Born in Brooklyn to a family of Russian Jewish immigrants during the Depression and coming of age just after the second World War, Kafker entered adulthood and academic life at a time of expansion of the American academy and professoriate, and he became an historian in the 1950s and early 1960s during a tremendously fertile moment for the discipline, when intellectual and social history, and French studies, came to the fore. Across the four decades of his career, he made signal contributions to the broad renewal of historiography of the French Enlightenment and French Revolution in post-War American research universities. He became a pioneer in his pursuit of manuscript sources, his deployment of social historical methods, and his abiding interest in humanistic inquiry as a collaborative endeavor.

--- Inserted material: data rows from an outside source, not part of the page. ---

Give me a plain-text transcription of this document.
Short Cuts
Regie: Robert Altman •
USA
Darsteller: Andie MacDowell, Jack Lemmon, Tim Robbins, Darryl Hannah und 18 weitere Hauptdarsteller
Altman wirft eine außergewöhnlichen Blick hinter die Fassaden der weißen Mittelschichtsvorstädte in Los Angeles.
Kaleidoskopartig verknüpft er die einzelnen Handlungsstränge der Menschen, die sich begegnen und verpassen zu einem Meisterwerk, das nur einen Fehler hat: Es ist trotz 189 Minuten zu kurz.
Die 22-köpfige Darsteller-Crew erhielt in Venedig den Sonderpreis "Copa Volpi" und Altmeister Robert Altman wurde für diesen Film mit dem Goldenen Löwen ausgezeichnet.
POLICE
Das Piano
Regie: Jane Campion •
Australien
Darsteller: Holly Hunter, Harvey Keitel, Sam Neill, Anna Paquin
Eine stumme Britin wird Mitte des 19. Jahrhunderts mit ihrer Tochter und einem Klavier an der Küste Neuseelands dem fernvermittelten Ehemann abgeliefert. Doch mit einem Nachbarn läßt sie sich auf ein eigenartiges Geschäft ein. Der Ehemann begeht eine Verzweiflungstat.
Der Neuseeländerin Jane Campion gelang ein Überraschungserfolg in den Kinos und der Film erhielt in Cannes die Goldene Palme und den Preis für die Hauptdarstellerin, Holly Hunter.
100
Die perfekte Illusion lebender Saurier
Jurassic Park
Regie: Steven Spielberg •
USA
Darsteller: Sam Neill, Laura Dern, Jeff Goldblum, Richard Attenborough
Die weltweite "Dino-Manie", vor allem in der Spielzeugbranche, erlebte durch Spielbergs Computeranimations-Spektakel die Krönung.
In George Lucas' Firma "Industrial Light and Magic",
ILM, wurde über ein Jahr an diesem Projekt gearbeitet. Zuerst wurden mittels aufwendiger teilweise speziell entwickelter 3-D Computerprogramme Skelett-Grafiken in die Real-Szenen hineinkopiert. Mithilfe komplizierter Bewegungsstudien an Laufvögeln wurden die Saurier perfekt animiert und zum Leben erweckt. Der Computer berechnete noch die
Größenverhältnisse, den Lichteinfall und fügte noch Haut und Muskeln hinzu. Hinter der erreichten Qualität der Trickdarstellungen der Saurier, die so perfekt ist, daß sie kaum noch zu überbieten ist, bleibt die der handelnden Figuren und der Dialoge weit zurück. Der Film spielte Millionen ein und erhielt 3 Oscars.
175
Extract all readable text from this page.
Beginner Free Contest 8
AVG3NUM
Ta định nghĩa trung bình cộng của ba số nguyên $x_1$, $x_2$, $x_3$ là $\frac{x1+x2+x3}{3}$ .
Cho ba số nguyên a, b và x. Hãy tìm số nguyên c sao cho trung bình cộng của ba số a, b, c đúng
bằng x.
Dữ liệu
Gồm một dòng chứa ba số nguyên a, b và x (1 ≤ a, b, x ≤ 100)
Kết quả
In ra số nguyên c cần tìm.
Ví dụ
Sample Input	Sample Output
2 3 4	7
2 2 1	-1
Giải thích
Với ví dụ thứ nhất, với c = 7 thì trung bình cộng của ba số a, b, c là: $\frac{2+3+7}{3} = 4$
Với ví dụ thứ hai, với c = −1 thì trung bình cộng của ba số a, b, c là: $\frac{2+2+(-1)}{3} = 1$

Educated in New York City public schools in the 1940s; he met in high school Serena who became his wife, intellectual collaborator, co-author, and lifelong companion. Kafker studied History at Columbia University (BA, 1953; MA 1954), where he first discovered the French Enlightenment and French Revolution in a course taught by Ralph Bowen. Bowen at the time was writing on Denis Diderot, whose manuscripts had recently been unearthed by Herbert Dieckman. Bowen encouraged Kafker to pursue his curiosity about the relationship of the Enlightenment to the Revolution and recommended him to pursue a doctorate under the direction of Jacues Barzun, then the Seth Low Professor of History at Columbia. Benefitting from the then-newly established Fulbright grant program, Kafker and Serena (who served as his research partner became his co-author, before launching her own scholarly career) pursued a year of research in provincial archives, documenting the identities, backgrounds, social origins and political orientations of 139 of the contributors to the Encyclopédie. He completed his doctorate in 1961 and acquired teaching experience at a community college in upstate New York before taking up a position at the University of Cincinnati, where he served on the faculty for 36 years, retiring as Professor of European History in 1998.